AT&T, Verizon, Google May Be Winners in U.S. Broadband Plan
Mobile-phone companies led by AT&T and Verizon Wireless may be the biggest winners from a U.S. plan for more high-speed Internet service.
The two largest wireless companies, as well as No. 3 and No. 4 providers Sprint Nextel and Deutsche-Telekom AG's T- Mobile unit, would benefit from proposals to make more airwaves available, analysts said. Builders of communications towers, those laying lines to the new towers, and Internet companies reaping more traffic also may profit. The Federal Communications Commission's plan to expand high-speed Internet service, or broadband, is due to Congress by March 17. The agency will publicly preview its proposals in Washington tomorrow.
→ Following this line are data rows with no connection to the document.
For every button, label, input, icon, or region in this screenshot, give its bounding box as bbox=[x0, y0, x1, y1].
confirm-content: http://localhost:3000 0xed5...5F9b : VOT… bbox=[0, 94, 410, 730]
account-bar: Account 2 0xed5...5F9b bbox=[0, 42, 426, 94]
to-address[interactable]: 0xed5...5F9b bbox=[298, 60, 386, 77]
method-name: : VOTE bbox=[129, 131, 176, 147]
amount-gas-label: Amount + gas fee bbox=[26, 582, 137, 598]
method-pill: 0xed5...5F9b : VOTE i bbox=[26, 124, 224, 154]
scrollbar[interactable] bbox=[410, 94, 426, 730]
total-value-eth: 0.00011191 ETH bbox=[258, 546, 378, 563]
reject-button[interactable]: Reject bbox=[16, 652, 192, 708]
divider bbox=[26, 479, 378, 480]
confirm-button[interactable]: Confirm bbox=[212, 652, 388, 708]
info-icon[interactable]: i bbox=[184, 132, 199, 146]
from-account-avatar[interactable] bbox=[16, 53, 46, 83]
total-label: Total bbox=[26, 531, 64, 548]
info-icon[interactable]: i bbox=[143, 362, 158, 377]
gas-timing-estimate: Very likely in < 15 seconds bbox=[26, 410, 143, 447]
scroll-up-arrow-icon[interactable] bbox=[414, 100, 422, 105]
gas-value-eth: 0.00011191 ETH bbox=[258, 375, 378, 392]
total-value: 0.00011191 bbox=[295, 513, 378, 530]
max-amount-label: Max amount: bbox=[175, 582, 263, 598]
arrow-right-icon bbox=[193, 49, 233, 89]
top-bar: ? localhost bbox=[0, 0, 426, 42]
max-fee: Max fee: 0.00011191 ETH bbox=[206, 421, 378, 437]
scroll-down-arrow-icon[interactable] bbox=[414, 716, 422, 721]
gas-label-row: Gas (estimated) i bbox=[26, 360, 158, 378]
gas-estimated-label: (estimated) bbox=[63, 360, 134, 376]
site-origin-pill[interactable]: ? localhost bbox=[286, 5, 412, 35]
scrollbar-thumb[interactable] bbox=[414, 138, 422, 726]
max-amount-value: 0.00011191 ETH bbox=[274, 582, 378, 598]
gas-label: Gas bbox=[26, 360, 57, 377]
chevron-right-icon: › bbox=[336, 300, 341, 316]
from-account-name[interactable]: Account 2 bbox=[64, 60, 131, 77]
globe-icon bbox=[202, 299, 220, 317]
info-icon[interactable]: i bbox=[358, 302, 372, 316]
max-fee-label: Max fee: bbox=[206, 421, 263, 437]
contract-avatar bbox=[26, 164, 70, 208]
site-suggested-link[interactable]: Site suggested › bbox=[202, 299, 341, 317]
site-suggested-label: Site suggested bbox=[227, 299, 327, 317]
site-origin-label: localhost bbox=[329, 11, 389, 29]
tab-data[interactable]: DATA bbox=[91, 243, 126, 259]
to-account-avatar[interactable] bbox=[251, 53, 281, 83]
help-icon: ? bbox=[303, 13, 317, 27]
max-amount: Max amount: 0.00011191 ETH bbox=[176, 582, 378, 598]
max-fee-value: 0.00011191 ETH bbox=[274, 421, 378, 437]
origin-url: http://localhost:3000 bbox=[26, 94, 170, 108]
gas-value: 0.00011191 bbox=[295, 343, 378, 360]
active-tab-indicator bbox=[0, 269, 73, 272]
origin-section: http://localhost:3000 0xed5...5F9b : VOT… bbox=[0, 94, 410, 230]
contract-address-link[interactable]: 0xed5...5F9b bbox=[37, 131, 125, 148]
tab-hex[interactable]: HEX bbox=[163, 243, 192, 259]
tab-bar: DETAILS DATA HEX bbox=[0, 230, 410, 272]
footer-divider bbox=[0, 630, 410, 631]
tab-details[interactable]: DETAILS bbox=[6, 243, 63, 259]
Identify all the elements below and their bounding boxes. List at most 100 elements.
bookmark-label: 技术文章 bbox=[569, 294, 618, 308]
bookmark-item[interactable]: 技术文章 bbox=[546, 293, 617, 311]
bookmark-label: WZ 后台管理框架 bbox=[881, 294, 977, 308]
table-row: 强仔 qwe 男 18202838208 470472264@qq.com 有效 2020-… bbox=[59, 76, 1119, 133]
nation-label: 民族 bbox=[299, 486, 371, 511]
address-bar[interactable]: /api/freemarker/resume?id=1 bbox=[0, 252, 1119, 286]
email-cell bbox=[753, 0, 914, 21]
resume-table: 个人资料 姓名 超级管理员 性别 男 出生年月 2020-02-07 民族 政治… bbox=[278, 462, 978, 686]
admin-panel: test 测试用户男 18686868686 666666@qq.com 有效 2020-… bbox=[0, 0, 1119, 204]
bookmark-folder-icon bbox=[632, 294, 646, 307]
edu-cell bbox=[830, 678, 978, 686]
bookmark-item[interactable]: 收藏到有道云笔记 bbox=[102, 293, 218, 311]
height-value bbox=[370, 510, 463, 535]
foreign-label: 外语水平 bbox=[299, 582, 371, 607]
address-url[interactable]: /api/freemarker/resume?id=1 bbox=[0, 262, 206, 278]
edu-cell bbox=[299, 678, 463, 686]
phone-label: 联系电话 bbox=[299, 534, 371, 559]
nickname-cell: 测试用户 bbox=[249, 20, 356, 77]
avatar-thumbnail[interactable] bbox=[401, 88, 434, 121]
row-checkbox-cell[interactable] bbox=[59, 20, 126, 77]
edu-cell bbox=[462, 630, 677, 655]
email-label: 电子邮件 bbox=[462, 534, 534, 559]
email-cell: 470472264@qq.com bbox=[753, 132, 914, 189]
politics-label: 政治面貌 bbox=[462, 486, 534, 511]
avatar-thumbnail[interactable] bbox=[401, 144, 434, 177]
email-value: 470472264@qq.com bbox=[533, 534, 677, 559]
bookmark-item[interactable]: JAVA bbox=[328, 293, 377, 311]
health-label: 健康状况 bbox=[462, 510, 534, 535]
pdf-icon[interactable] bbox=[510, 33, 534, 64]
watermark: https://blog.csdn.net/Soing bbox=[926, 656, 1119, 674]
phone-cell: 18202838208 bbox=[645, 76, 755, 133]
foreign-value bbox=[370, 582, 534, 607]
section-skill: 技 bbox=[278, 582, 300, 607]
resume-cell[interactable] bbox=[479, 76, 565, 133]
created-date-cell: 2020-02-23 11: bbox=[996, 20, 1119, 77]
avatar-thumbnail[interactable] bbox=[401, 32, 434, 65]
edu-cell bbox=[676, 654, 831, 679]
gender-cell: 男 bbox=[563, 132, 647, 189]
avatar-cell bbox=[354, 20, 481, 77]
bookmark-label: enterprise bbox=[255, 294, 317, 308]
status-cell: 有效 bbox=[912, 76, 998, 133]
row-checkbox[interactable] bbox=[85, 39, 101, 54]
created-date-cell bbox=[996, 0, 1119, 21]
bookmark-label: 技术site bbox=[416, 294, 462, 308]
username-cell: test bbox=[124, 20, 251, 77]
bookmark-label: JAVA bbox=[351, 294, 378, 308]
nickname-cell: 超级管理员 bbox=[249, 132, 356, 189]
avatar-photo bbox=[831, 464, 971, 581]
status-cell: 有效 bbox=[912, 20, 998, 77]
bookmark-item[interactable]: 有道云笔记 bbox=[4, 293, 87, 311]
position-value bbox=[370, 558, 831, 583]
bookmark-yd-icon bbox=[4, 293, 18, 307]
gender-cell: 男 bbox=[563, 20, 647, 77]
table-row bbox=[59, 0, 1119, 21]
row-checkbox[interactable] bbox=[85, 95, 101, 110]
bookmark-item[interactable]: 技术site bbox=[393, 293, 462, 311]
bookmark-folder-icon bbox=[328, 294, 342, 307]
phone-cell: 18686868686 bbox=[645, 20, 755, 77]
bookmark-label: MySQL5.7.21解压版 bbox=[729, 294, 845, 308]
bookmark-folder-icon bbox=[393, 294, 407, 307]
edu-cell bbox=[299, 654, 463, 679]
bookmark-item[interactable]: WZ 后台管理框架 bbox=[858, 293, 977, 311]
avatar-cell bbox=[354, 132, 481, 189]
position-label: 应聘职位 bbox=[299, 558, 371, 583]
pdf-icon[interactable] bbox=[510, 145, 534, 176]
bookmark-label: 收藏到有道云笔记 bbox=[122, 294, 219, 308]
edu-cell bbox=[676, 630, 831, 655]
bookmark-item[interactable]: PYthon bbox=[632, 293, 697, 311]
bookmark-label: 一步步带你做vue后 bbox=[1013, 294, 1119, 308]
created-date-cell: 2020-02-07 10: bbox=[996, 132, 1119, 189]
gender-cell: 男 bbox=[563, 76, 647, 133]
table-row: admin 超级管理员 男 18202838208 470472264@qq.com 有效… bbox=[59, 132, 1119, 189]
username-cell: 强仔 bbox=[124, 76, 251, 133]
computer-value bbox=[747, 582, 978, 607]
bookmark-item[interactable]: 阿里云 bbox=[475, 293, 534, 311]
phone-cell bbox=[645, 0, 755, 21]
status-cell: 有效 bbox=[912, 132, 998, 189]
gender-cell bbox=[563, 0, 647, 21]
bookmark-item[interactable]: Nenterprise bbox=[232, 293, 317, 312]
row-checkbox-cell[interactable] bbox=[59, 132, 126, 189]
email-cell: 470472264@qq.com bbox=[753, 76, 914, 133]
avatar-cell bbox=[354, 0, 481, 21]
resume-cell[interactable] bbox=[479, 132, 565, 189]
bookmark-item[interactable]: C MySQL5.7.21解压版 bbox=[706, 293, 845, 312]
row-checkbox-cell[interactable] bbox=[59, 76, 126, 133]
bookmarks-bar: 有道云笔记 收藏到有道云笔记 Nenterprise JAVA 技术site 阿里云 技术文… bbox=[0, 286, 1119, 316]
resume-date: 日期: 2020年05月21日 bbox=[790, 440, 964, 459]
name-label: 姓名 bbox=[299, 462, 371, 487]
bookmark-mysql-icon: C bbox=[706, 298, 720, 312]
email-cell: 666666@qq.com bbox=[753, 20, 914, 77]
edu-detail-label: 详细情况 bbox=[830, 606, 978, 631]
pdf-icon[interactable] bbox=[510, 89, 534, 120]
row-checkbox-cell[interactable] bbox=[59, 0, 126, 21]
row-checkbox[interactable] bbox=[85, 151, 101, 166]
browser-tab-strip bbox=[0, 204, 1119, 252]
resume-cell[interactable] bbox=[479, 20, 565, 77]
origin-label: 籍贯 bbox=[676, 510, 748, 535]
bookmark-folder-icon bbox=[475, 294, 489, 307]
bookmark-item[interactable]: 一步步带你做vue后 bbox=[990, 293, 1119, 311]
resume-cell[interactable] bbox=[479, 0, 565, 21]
More airways for mobile use of the Web will be "a core goal," FCC Chairman Julius Genachowski said in a Feb. 24 speech. "More spectrum from the FCC can only be good" for wireless carriers, said Paul Gallant, a Washington-based analyst with Concept Capital's Washington Research Group, in an interview. "It's hard to tell which mobile phone companies will benefit most, since it's hard to predict the outcome of auctions that will be used to allocate newly available airwaves." The broadband plan will set broad policy rather than imposing new regulations, Chairman Genachowski said in an interview March 2. He said the document will spawn "a significant number of rulemakings," the months-long proceedings the FCC uses to make policy.